Что оставалось, в подобной ситуации, молодой и страстной женщине, томящейся с далеких времен половой зрелости в ожидании супруга, с которым можно, на законных основаниях, предаться тому волнующему, жаркому таинству, что есть табу для не женатой приличной девушки? Что оставалось Максиму в подобной ситуации? Развод был как никогда скор, бескомпромиссен, обоюдовыгоден, справедлив, хладен и хмур, каким совсем еще недавно прибывал эгоистичный Максим в период венчания и брака. И побежали, вновь, друг за дружкой, стремительно, бесконечной чередой, однотипные, одинокие рутинные будни, в которых неудовлетворенная деятельная стервозность молодого сотрудника помогали круто взбираться по служебной лестнице, легко получать чины, звания, привилегии и массу возможностей...
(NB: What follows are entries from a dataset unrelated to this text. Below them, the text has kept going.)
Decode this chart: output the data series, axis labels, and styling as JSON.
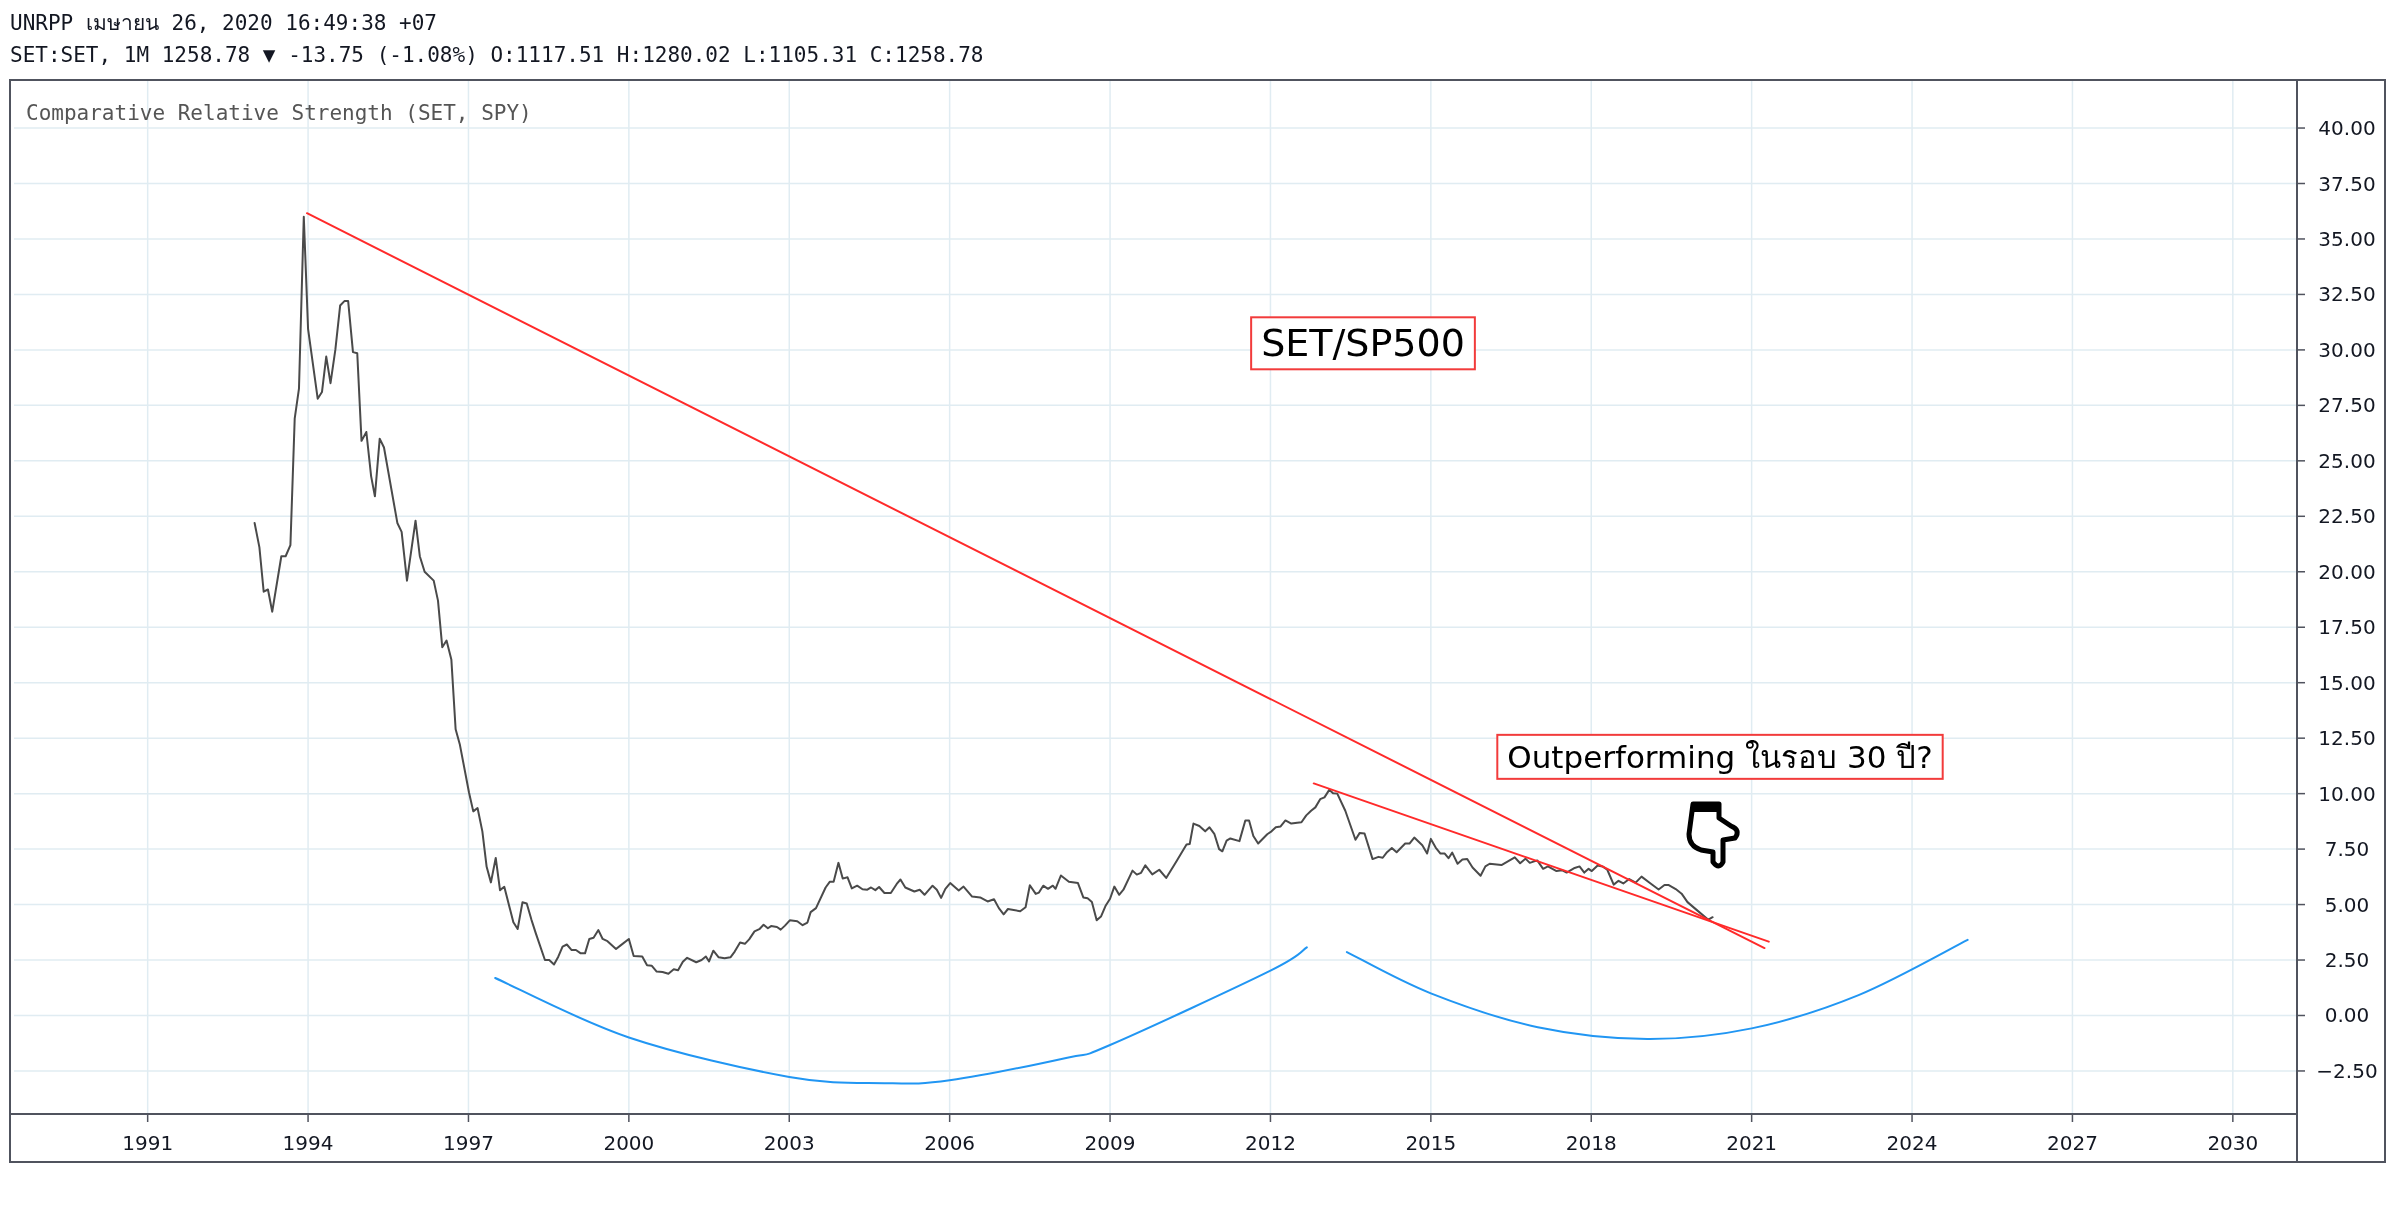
{
  "chart_data": {
    "type": "line",
    "title": "Comparative Relative Strength (SET, SPY)",
    "annotations": [
      "UNRPP เมษายน 26, 2020 16:49:38 +07",
      "SET:SET, 1M 1258.78 ▼ -13.75 (-1.08%) O:1117.51 H:1280.02 L:1105.31 C:1258.78",
      "SET/SP500",
      "Outperforming ในรอบ 30 ปี?"
    ],
    "xlim": [
      1988.5,
      2031.2
    ],
    "xticks": [
      1991,
      1994,
      1997,
      2000,
      2003,
      2006,
      2009,
      2012,
      2015,
      2018,
      2021,
      2024,
      2027,
      2030
    ],
    "ylim": [
      -4.44,
      42.12
    ],
    "yticks": [
      {
        "value": -2.5,
        "label": "−2.50"
      },
      {
        "value": 0,
        "label": "0.00"
      },
      {
        "value": 2.5,
        "label": "2.50"
      },
      {
        "value": 5,
        "label": "5.00"
      },
      {
        "value": 7.5,
        "label": "7.50"
      },
      {
        "value": 10,
        "label": "10.00"
      },
      {
        "value": 12.5,
        "label": "12.50"
      },
      {
        "value": 15,
        "label": "15.00"
      },
      {
        "value": 17.5,
        "label": "17.50"
      },
      {
        "value": 20,
        "label": "20.00"
      },
      {
        "value": 22.5,
        "label": "22.50"
      },
      {
        "value": 25,
        "label": "25.00"
      },
      {
        "value": 27.5,
        "label": "27.50"
      },
      {
        "value": 30,
        "label": "30.00"
      },
      {
        "value": 32.5,
        "label": "32.50"
      },
      {
        "value": 35,
        "label": "35.00"
      },
      {
        "value": 37.5,
        "label": "37.50"
      },
      {
        "value": 40,
        "label": "40.00"
      }
    ],
    "grid": true,
    "series": [
      {
        "color": "#4a4a4a",
        "x": [
          1993.0,
          1993.09,
          1993.17,
          1993.25,
          1993.33,
          1993.5,
          1993.58,
          1993.67,
          1993.75,
          1993.83,
          1993.92,
          1994.0,
          1994.18,
          1994.26,
          1994.34,
          1994.42,
          1994.51,
          1994.6,
          1994.68,
          1994.75,
          1994.84,
          1994.92,
          1995.0,
          1995.09,
          1995.18,
          1995.25,
          1995.34,
          1995.42,
          1995.67,
          1995.75,
          1995.85,
          1996.01,
          1996.09,
          1996.18,
          1996.35,
          1996.43,
          1996.51,
          1996.59,
          1996.68,
          1996.76,
          1996.84,
          1997.01,
          1997.09,
          1997.17,
          1997.26,
          1997.34,
          1997.42,
          1997.51,
          1997.59,
          1997.67,
          1997.84,
          1997.92,
          1998.01,
          1998.09,
          1998.18,
          1998.26,
          1998.43,
          1998.51,
          1998.6,
          1998.68,
          1998.76,
          1998.84,
          1998.93,
          1999.01,
          1999.1,
          1999.18,
          1999.26,
          1999.34,
          1999.43,
          1999.51,
          1999.6,
          1999.76,
          1999.84,
          2000.0,
          2000.09,
          2000.25,
          2000.34,
          2000.43,
          2000.52,
          2000.63,
          2000.74,
          2000.84,
          2000.92,
          2001.01,
          2001.09,
          2001.26,
          2001.36,
          2001.44,
          2001.5,
          2001.58,
          2001.68,
          2001.79,
          2001.9,
          2001.98,
          2002.08,
          2002.17,
          2002.25,
          2002.35,
          2002.44,
          2002.52,
          2002.6,
          2002.66,
          2002.77,
          2002.84,
          2002.92,
          2003.01,
          2003.15,
          2003.25,
          2003.34,
          2003.4,
          2003.5,
          2003.68,
          2003.76,
          2003.83,
          2003.92,
          2004.0,
          2004.09,
          2004.17,
          2004.27,
          2004.37,
          2004.46,
          2004.53,
          2004.61,
          2004.68,
          2004.78,
          2004.9,
          2005.01,
          2005.08,
          2005.17,
          2005.34,
          2005.44,
          2005.53,
          2005.68,
          2005.76,
          2005.84,
          2005.92,
          2006.01,
          2006.17,
          2006.26,
          2006.42,
          2006.57,
          2006.71,
          2006.83,
          2006.92,
          2007.01,
          2007.09,
          2007.32,
          2007.42,
          2007.5,
          2007.61,
          2007.67,
          2007.75,
          2007.84,
          2007.93,
          2007.98,
          2008.08,
          2008.23,
          2008.4,
          2008.5,
          2008.58,
          2008.66,
          2008.75,
          2008.83,
          2008.92,
          2009.0,
          2009.08,
          2009.17,
          2009.25,
          2009.42,
          2009.5,
          2009.58,
          2009.66,
          2009.79,
          2009.92,
          2010.05,
          2010.24,
          2010.43,
          2010.49,
          2010.56,
          2010.67,
          2010.78,
          2010.86,
          2010.95,
          2011.04,
          2011.1,
          2011.18,
          2011.25,
          2011.42,
          2011.53,
          2011.6,
          2011.68,
          2011.77,
          2011.94,
          2012.02,
          2012.1,
          2012.19,
          2012.28,
          2012.39,
          2012.5,
          2012.58,
          2012.67,
          2012.76,
          2012.84,
          2012.93,
          2013.01,
          2013.1,
          2013.17,
          2013.25,
          2013.4,
          2013.59,
          2013.67,
          2013.76,
          2013.91,
          2014.02,
          2014.1,
          2014.18,
          2014.27,
          2014.36,
          2014.52,
          2014.6,
          2014.69,
          2014.84,
          2014.93,
          2015.0,
          2015.09,
          2015.18,
          2015.26,
          2015.33,
          2015.4,
          2015.5,
          2015.59,
          2015.68,
          2015.78,
          2015.93,
          2016.02,
          2016.1,
          2016.32,
          2016.57,
          2016.67,
          2016.77,
          2016.85,
          2016.99,
          2017.1,
          2017.19,
          2017.35,
          2017.45,
          2017.54,
          2017.69,
          2017.78,
          2017.87,
          2017.95,
          2018.01,
          2018.12,
          2018.21,
          2018.3,
          2018.42,
          2018.51,
          2018.6,
          2018.71,
          2018.83,
          2018.94,
          2019.11,
          2019.26,
          2019.37,
          2019.45,
          2019.58,
          2019.69,
          2019.8,
          2019.97,
          2020.19,
          2020.27
        ],
        "values": [
          22.2,
          21.1,
          19.1,
          19.2,
          18.2,
          20.7,
          20.7,
          21.2,
          26.9,
          28.25,
          36.0,
          30.95,
          27.8,
          28.1,
          29.7,
          28.5,
          30.0,
          32.0,
          32.2,
          32.2,
          29.9,
          29.85,
          25.9,
          26.3,
          24.3,
          23.4,
          26.0,
          25.6,
          22.2,
          21.8,
          19.6,
          22.3,
          20.7,
          20.0,
          19.6,
          18.7,
          16.6,
          16.9,
          16.05,
          12.9,
          12.2,
          10.05,
          9.2,
          9.35,
          8.3,
          6.7,
          6.0,
          7.1,
          5.65,
          5.8,
          4.2,
          3.9,
          5.1,
          5.05,
          4.3,
          3.7,
          2.5,
          2.5,
          2.3,
          2.65,
          3.1,
          3.2,
          2.95,
          2.95,
          2.8,
          2.8,
          3.45,
          3.5,
          3.85,
          3.45,
          3.35,
          3.0,
          3.15,
          3.45,
          2.68,
          2.66,
          2.26,
          2.24,
          1.98,
          1.96,
          1.88,
          2.08,
          2.04,
          2.42,
          2.6,
          2.4,
          2.5,
          2.66,
          2.44,
          2.92,
          2.62,
          2.58,
          2.62,
          2.88,
          3.29,
          3.23,
          3.43,
          3.79,
          3.89,
          4.09,
          3.93,
          4.03,
          3.99,
          3.87,
          4.05,
          4.29,
          4.25,
          4.07,
          4.19,
          4.66,
          4.84,
          5.77,
          6.03,
          6.03,
          6.88,
          6.17,
          6.23,
          5.73,
          5.85,
          5.69,
          5.67,
          5.77,
          5.65,
          5.79,
          5.52,
          5.52,
          5.93,
          6.13,
          5.77,
          5.59,
          5.67,
          5.44,
          5.85,
          5.67,
          5.3,
          5.71,
          5.97,
          5.63,
          5.81,
          5.36,
          5.32,
          5.14,
          5.24,
          4.84,
          4.56,
          4.8,
          4.7,
          4.88,
          5.87,
          5.48,
          5.54,
          5.85,
          5.71,
          5.85,
          5.71,
          6.31,
          6.03,
          5.97,
          5.32,
          5.28,
          5.12,
          4.29,
          4.46,
          4.96,
          5.26,
          5.81,
          5.44,
          5.67,
          6.53,
          6.35,
          6.43,
          6.77,
          6.36,
          6.57,
          6.2,
          6.94,
          7.71,
          7.73,
          8.65,
          8.54,
          8.3,
          8.48,
          8.19,
          7.5,
          7.4,
          7.88,
          7.98,
          7.86,
          8.79,
          8.79,
          8.09,
          7.75,
          8.17,
          8.3,
          8.48,
          8.52,
          8.79,
          8.65,
          8.69,
          8.71,
          9.02,
          9.23,
          9.38,
          9.75,
          9.83,
          10.17,
          10.02,
          10.0,
          9.23,
          7.92,
          8.23,
          8.2,
          7.05,
          7.15,
          7.11,
          7.36,
          7.55,
          7.36,
          7.75,
          7.75,
          8.02,
          7.67,
          7.3,
          7.96,
          7.57,
          7.3,
          7.3,
          7.09,
          7.34,
          6.84,
          7.03,
          7.05,
          6.67,
          6.3,
          6.72,
          6.84,
          6.78,
          7.13,
          6.86,
          7.07,
          6.88,
          6.99,
          6.61,
          6.72,
          6.51,
          6.55,
          6.44,
          6.65,
          6.72,
          6.44,
          6.61,
          6.51,
          6.76,
          6.72,
          6.57,
          5.9,
          6.07,
          5.95,
          6.15,
          5.99,
          6.26,
          5.95,
          5.68,
          5.88,
          5.88,
          5.7,
          5.49,
          5.11,
          4.76,
          4.32,
          4.43
        ]
      },
      {
        "color": "#ff2a2a",
        "x": [
          1993.98,
          2021.24
        ],
        "values": [
          36.16,
          3.04
        ]
      },
      {
        "color": "#ff2a2a",
        "x": [
          2012.81,
          2021.32
        ],
        "values": [
          10.46,
          3.33
        ]
      },
      {
        "color": "#2196f3",
        "x": [
          1997.5,
          2000.0,
          2003.0,
          2004.78,
          2006.0,
          2008.2,
          2009.0,
          2012.0,
          2012.68
        ],
        "values": [
          1.69,
          -0.99,
          -2.77,
          -3.05,
          -2.92,
          -1.9,
          -1.33,
          2.02,
          3.07
        ]
      },
      {
        "color": "#2196f3",
        "x": [
          2013.43,
          2015.0,
          2017.0,
          2019.05,
          2021.0,
          2023.0,
          2025.04
        ],
        "values": [
          2.86,
          1.0,
          -0.53,
          -1.06,
          -0.58,
          0.92,
          3.41
        ]
      }
    ]
  }
}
Так, Максим Максимович, блуждая проулками воспоминаний, незаметно для себя самого, очутился перед родным общежитием, поднялся, не спеша, на этаж, пошарил в кармане, достал одинокий ключ, с шерстяной тесемочкой, для удобства продетой в ушко, открыл дверь, щелкнул выключатель и желтый свет, полившись из убогой лампочки, висящей, на потемневшем от времени электрическом проводе, осветил жалкий быт одинокого и, наверное, несчастного человека.

- Позвонит? - в голове вдруг мелькнула дикая мысль, - Завтра?
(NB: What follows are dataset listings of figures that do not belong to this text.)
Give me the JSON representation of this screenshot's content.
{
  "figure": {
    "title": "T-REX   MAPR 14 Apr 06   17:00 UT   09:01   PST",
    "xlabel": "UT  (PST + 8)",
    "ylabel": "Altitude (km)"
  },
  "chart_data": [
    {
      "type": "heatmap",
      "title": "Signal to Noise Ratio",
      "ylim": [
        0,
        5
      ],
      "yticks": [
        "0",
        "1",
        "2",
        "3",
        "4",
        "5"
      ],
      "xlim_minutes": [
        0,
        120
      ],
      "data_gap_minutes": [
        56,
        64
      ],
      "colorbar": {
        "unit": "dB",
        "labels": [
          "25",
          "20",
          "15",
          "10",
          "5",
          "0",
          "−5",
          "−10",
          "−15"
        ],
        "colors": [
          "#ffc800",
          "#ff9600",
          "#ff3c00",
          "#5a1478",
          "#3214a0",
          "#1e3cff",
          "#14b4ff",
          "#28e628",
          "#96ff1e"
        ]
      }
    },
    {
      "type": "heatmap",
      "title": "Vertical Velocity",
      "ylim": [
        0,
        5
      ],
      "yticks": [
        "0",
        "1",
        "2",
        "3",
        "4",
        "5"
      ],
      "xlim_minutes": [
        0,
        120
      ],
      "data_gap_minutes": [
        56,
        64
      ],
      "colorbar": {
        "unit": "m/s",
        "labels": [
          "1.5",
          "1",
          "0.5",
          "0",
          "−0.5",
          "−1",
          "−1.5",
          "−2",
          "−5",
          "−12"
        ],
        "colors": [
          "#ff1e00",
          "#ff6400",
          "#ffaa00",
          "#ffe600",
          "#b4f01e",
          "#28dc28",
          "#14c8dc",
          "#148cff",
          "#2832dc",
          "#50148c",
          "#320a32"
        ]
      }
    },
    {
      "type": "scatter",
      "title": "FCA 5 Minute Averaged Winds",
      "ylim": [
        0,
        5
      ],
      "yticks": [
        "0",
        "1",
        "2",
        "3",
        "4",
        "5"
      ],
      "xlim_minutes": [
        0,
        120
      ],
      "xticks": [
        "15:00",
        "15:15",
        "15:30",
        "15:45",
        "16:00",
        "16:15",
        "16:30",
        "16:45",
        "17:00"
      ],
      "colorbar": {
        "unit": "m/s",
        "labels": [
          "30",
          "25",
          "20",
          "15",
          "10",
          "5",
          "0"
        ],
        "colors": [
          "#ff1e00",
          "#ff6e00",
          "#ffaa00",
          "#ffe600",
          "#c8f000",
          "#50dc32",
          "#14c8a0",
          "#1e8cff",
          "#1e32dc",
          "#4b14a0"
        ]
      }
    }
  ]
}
Максим Максимович прошел, не разуваясь, в единственную свою комнату и уселся на кровать, радостно приветствующую до боли знакомым, родственным скрипом, словно обвенчанную с нею навек, вечно верную ей, массу...
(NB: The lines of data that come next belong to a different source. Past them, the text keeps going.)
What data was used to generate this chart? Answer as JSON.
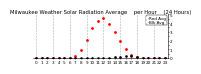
{
  "title": "Milwaukee Weather Solar Radiation Average    per Hour    (24 Hours)",
  "hours": [
    0,
    1,
    2,
    3,
    4,
    5,
    6,
    7,
    8,
    9,
    10,
    11,
    12,
    13,
    14,
    15,
    16,
    17,
    18,
    19,
    20,
    21,
    22,
    23
  ],
  "red_values": [
    0,
    0,
    0,
    0,
    0,
    0,
    2,
    20,
    90,
    210,
    340,
    430,
    460,
    390,
    295,
    195,
    105,
    38,
    6,
    0,
    0,
    0,
    0,
    0
  ],
  "black_values": [
    0,
    0,
    0,
    0,
    0,
    0,
    0,
    0,
    0,
    0,
    0,
    0,
    0,
    0,
    5,
    15,
    25,
    20,
    8,
    2,
    0,
    0,
    0,
    0
  ],
  "red_color": "#ff0000",
  "black_color": "#000000",
  "bg_color": "#ffffff",
  "grid_color": "#aaaaaa",
  "ylim": [
    0,
    500
  ],
  "ytick_vals": [
    0,
    50,
    100,
    150,
    200,
    250,
    300,
    350,
    400,
    450,
    500
  ],
  "ytick_labels": [
    "0",
    "",
    "1",
    "",
    "2",
    "",
    "3",
    "",
    "4",
    "",
    "5"
  ],
  "xtick_vals": [
    0,
    1,
    2,
    3,
    4,
    5,
    6,
    7,
    8,
    9,
    10,
    11,
    12,
    13,
    14,
    15,
    16,
    17,
    18,
    19,
    20,
    21,
    22,
    23
  ],
  "xtick_labels": [
    "0",
    "1",
    "2",
    "3",
    "4",
    "5",
    "6",
    "7",
    "8",
    "9",
    "10",
    "11",
    "12",
    "13",
    "14",
    "15",
    "16",
    "17",
    "18",
    "19",
    "20",
    "21",
    "22",
    "23"
  ],
  "grid_hours": [
    0,
    3,
    6,
    9,
    12,
    15,
    18,
    21
  ],
  "title_fontsize": 3.8,
  "tick_fontsize": 3.0,
  "legend_red_label": "Red Avg",
  "legend_black_label": "Blk Avg",
  "legend_fontsize": 3.0
}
Кривая истина, забитая судьбой и системой, годами скрываемая от самого себя явственно вставала перед глазами.

- Зачем? И что дальше?

Новоявленная перспектива пугала и настораживала. Эта жалкая, убогая обстановка, эти стены, обклеенные старыми газетами, пожелтевший потолок, ветхая покосившаяся мебель; серая одинокая жизнь, ночные прогулки и цветные однообразные сны - все привычно, закономерно и обоснованно. Зачем теперь что-либо менять? Поздно, поздно, да и, пожалуй, все еще дико... Максим Максимович поднялся с кровати, разделся, оставшись в трусах и майке, аккуратно сложил белье на стул. Прошелся, взад вперед, по комнате, щелкнул выключателем, погрузив свой маленький мир во мрак. Скрип кровати обозначил во тьме, что она приняла его пожилое тело. Мерно тикали часы в ночной тишине. Максим Максимович несколько раз тяжело вздохнул, повернулся, поскрипывая, с боку на бок и забылся здоровым утренним сном.

***

Максим расположившись на холме оглядывал, с доминантной позиции, дымящийся кострами, презренный лагерь противника. Приближалась ночь, и багряное солнце медленно закатывалось за горизонт, унося с собой дневное пекло и даруя возможность ночного отдыха уставшим воинам; кратковременного упокоения жаркой мирской суете, неотложным делам, неизменной вражде, терзающим изнутри бренное тело низким стремлениям и возвышенным амбициям. Ночь сулила людям простую, взаимную любовь, ласку для многих, нежность, вероятно, последнюю в кровавой неотвратимости яростного и беспощадного сражения.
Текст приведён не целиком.